3. Foreclosures and REO - If an independent appraisal exists at the
time a property enters either of these categories and that
appraisal is no more than six months old, the appraisal may be
used to determine the fair value. If the appraisal is more than
six months old or there is no independent appraisal on the
property, then an independent appraisal will be required to be
completed within six months of the date the loan enters either
category. The fair value will be adjusted for additional
expenses, such as insurance, taxes and legal fees that have been
imposed to protect the investment or to obtain clear title to
the property to the extent these amounts are expected to be
recoverable from the disposition of the property. A write-down
of the asset will be taken based upon the resultant value.
4. Application of the valuation procedures, including reserves and
charges against surplus, shall be reviewed periodically by the
Board or the Investment Committee and annually by the Board. The
Company's controllers shall determine proper reporting
procedures from both the GAAP and statutory guidelines.
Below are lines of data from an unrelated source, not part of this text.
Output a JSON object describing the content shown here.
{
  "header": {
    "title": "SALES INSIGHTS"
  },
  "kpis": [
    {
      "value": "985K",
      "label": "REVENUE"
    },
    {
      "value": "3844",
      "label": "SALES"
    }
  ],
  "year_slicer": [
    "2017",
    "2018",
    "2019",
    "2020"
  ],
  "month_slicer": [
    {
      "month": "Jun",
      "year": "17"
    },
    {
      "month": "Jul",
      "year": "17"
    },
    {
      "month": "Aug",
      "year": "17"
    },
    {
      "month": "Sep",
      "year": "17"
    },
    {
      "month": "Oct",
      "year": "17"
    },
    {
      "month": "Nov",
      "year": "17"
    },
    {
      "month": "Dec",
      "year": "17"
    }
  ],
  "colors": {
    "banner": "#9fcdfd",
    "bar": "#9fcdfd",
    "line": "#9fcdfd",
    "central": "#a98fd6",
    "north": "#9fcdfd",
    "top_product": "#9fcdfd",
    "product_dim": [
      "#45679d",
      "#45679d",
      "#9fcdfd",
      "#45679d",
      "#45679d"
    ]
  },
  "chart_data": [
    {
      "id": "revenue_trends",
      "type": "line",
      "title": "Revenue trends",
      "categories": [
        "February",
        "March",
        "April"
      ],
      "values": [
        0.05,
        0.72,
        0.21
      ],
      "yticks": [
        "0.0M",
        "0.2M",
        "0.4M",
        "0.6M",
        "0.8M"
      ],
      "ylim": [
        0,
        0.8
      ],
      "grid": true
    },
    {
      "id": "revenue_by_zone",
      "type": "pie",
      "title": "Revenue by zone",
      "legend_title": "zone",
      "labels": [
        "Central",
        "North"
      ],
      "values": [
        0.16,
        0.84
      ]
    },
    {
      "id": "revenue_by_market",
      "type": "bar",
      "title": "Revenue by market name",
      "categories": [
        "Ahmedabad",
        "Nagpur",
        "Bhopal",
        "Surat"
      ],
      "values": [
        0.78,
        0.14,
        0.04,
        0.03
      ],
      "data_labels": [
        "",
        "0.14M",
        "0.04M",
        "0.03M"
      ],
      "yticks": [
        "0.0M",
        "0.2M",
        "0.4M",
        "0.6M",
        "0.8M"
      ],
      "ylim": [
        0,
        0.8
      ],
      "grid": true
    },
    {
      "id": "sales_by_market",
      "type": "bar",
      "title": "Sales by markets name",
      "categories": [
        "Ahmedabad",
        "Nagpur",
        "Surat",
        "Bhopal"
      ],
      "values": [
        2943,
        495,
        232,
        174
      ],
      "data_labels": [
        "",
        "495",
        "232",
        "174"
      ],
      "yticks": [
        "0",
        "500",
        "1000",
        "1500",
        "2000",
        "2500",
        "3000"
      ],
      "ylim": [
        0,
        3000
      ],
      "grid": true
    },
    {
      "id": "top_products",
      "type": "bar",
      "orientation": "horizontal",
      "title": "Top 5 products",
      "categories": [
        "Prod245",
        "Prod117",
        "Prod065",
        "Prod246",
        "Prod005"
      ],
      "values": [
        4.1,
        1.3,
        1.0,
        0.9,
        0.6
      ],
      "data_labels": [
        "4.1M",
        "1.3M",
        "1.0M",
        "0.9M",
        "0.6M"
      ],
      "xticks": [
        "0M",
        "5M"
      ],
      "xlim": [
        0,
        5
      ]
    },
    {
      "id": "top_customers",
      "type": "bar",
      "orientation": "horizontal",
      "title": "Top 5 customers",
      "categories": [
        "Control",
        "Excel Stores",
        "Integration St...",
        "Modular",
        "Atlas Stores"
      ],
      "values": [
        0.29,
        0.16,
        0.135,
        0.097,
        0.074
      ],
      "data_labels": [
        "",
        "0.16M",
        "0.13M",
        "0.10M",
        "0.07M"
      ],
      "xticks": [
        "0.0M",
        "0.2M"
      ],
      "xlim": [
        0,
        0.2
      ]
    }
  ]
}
P. Disposition of REO: At least annually a plan will be prepared and
------------------
approved by the Board which reflects the strategy for each specific
asset. Recommendations will include sell/hold, minimum/maximum sale
price and budget for the operation of the property during the ensuing
year. Recommendations will be based on all data available including
Page 38 of 39
independent appraisals. In addition to the approval of the annual
plans, asset managers will constantly monitor the properties and
review the plan and results at least quarterly.